I've never heard of this before, so forgive me if I'm restating the obvious, but this appears to be getting in the face of Microsoft's MSRC: http://www.microsoft.com/security/msrc/ (Microsoft Security Response Center).
edit: Does anyone know more about the hostility they're referring to and what their objectives are? Presumably Microsoft was being less-than-cooperative?
Does anyone know more about the hostility they're referring to and what their objectives are? Presumably Microsoft was being less-than-cooperative?

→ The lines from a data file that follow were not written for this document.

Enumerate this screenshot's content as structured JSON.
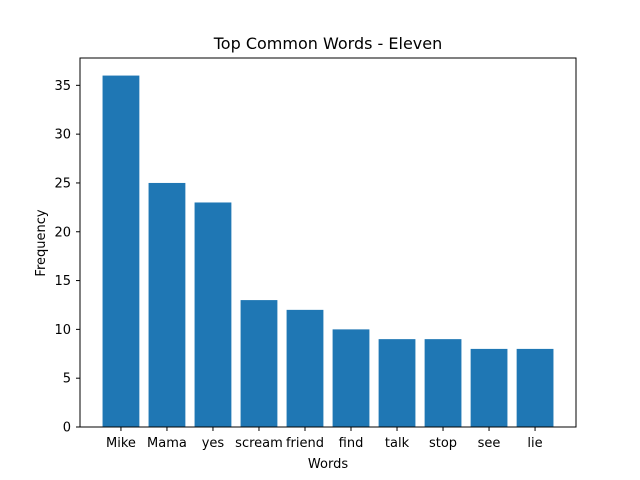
{
  "chart_data": {
    "type": "bar",
    "title": "Top Common Words - Eleven",
    "xlabel": "Words",
    "ylabel": "Frequency",
    "categories": [
      "Mike",
      "Mama",
      "yes",
      "scream",
      "friend",
      "find",
      "talk",
      "stop",
      "see",
      "lie"
    ],
    "values": [
      36,
      25,
      23,
      13,
      12,
      10,
      9,
      9,
      8,
      8
    ],
    "ylim": [
      0,
      37.8
    ],
    "yticks": [
      0,
      5,
      10,
      15,
      20,
      25,
      30,
      35
    ],
    "grid": false,
    "bar_color": "#1f77b4"
  }
}
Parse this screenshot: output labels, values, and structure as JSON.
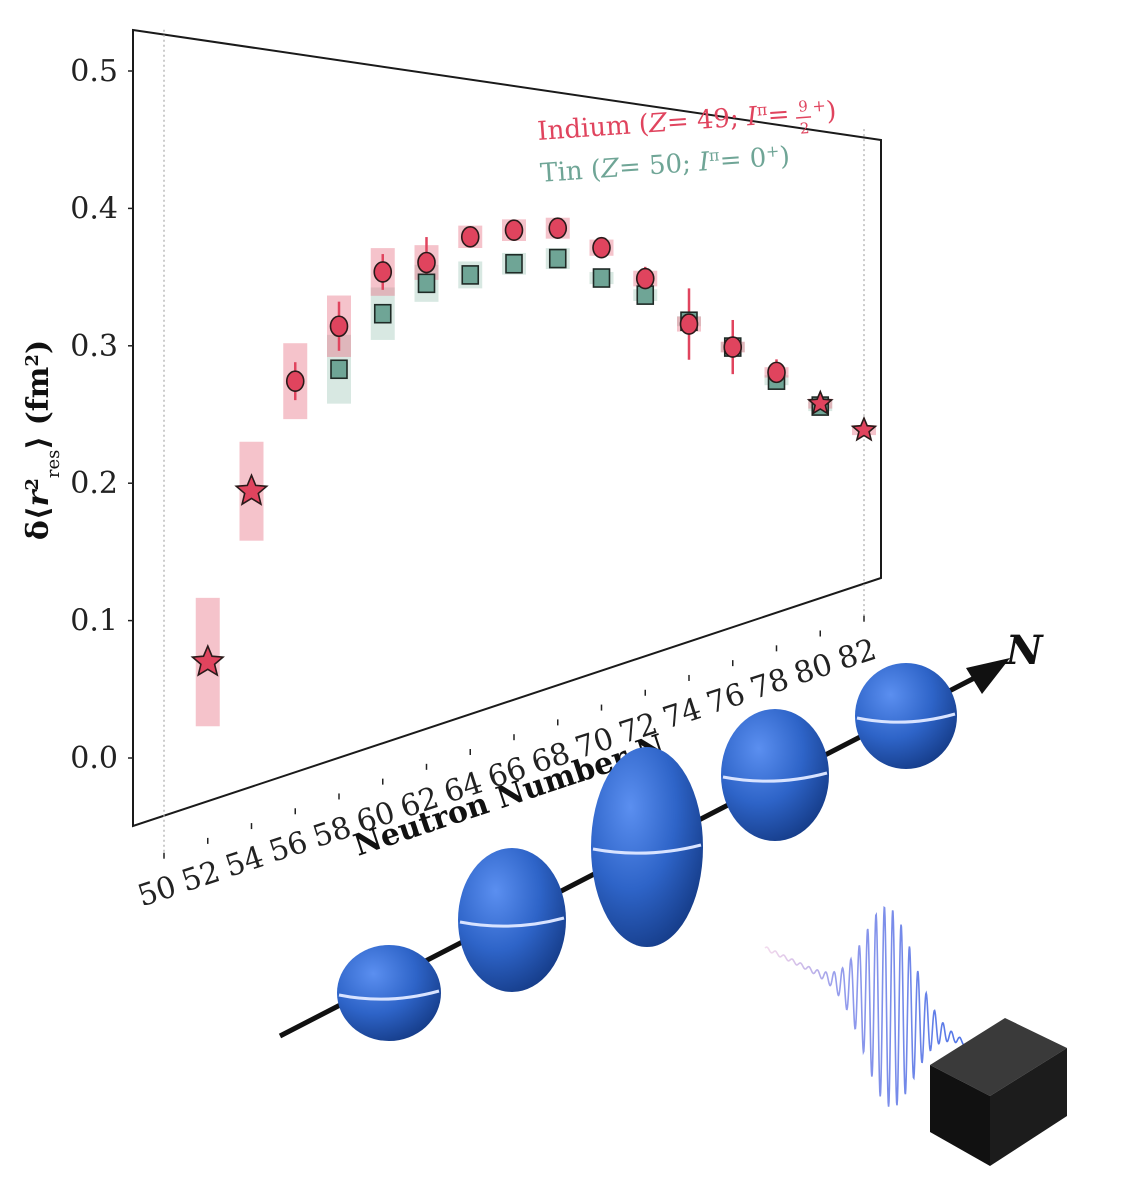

Yes, the posting refers to Tavis Ormandy, a Google security researcher, who released his advisory after 5 days of initial communication with Microsoft. The story is he wasn't happy with the timetable that Microsoft would resovle the issue in. The story got bigger as it seemed to pit Google vs. Microsoft.

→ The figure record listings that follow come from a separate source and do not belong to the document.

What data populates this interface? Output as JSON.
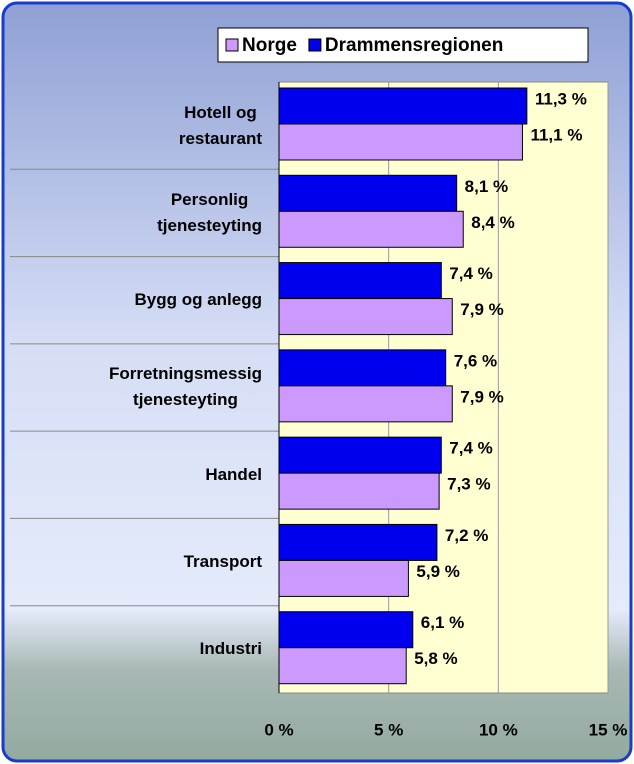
{
  "chart_data": {
    "type": "bar",
    "orientation": "horizontal",
    "categories": [
      "Hotell og\nrestaurant",
      "Personlig\ntjenesteyting",
      "Bygg og anlegg",
      "Forretningsmessig\ntjenesteyting",
      "Handel",
      "Transport",
      "Industri"
    ],
    "series": [
      {
        "name": "Drammensregionen",
        "color": "#0000ee",
        "values": [
          11.3,
          8.1,
          7.4,
          7.6,
          7.4,
          7.2,
          6.1
        ],
        "value_labels": [
          "11,3 %",
          "8,1 %",
          "7,4 %",
          "7,6 %",
          "7,4 %",
          "7,2 %",
          "6,1 %"
        ]
      },
      {
        "name": "Norge",
        "color": "#cc99ff",
        "values": [
          11.1,
          8.4,
          7.9,
          7.9,
          7.3,
          5.9,
          5.8
        ],
        "value_labels": [
          "11,1 %",
          "8,4 %",
          "7,9 %",
          "7,9 %",
          "7,3 %",
          "5,9 %",
          "5,8 %"
        ]
      }
    ],
    "xlim": [
      0,
      15
    ],
    "xticks": [
      {
        "value": 0,
        "label": "0 %"
      },
      {
        "value": 5,
        "label": "5 %"
      },
      {
        "value": 10,
        "label": "10 %"
      },
      {
        "value": 15,
        "label": "15 %"
      }
    ],
    "grid": true,
    "legend": "top-right"
  }
}
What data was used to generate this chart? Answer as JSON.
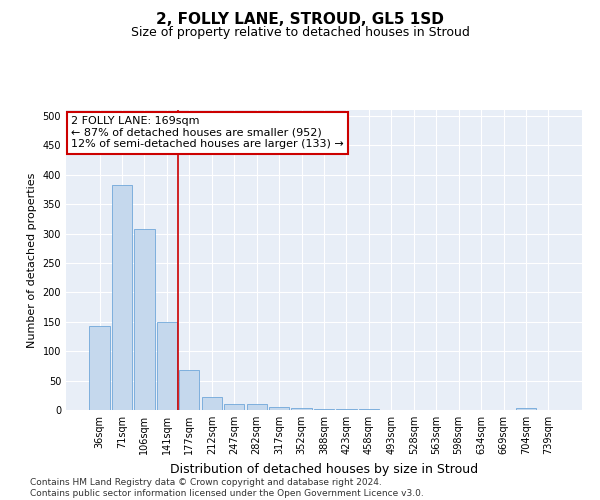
{
  "title": "2, FOLLY LANE, STROUD, GL5 1SD",
  "subtitle": "Size of property relative to detached houses in Stroud",
  "xlabel": "Distribution of detached houses by size in Stroud",
  "ylabel": "Number of detached properties",
  "categories": [
    "36sqm",
    "71sqm",
    "106sqm",
    "141sqm",
    "177sqm",
    "212sqm",
    "247sqm",
    "282sqm",
    "317sqm",
    "352sqm",
    "388sqm",
    "423sqm",
    "458sqm",
    "493sqm",
    "528sqm",
    "563sqm",
    "598sqm",
    "634sqm",
    "669sqm",
    "704sqm",
    "739sqm"
  ],
  "values": [
    143,
    383,
    307,
    149,
    68,
    22,
    10,
    10,
    5,
    4,
    2,
    1,
    1,
    0,
    0,
    0,
    0,
    0,
    0,
    4,
    0
  ],
  "bar_color": "#c5d8ed",
  "bar_edge_color": "#5b9bd5",
  "vline_color": "#cc0000",
  "annotation_line1": "2 FOLLY LANE: 169sqm",
  "annotation_line2": "← 87% of detached houses are smaller (952)",
  "annotation_line3": "12% of semi-detached houses are larger (133) →",
  "annotation_box_color": "#ffffff",
  "annotation_box_edge": "#cc0000",
  "ylim": [
    0,
    510
  ],
  "yticks": [
    0,
    50,
    100,
    150,
    200,
    250,
    300,
    350,
    400,
    450,
    500
  ],
  "background_color": "#e8eef7",
  "footnote": "Contains HM Land Registry data © Crown copyright and database right 2024.\nContains public sector information licensed under the Open Government Licence v3.0.",
  "title_fontsize": 11,
  "subtitle_fontsize": 9,
  "xlabel_fontsize": 9,
  "ylabel_fontsize": 8,
  "tick_fontsize": 7,
  "annotation_fontsize": 8,
  "footnote_fontsize": 6.5
}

The later discussion at http://news.ycombinator.com/item?id=1434461 has even more information, including the following quote from taviso's twitter: I'm getting pretty tired of all the "5 days" hate mail. Those five days were spent trying to negotiate a fix within 60 days.
The bigger picture is vendors can't impose rules on what security researchers do on their free-time if they are not willing to pay for the bugs the researchers find and report. Hence the reference to the registry entry: "HKCU\Microsoft\Windows\CurrentVersion\Security and
changing the "OurJob" boolean value to FALSE."
edit: Does anyone know more about the hostility they're referring to and what their objectives are? Presumably Microsoft was being less-than-cooperative?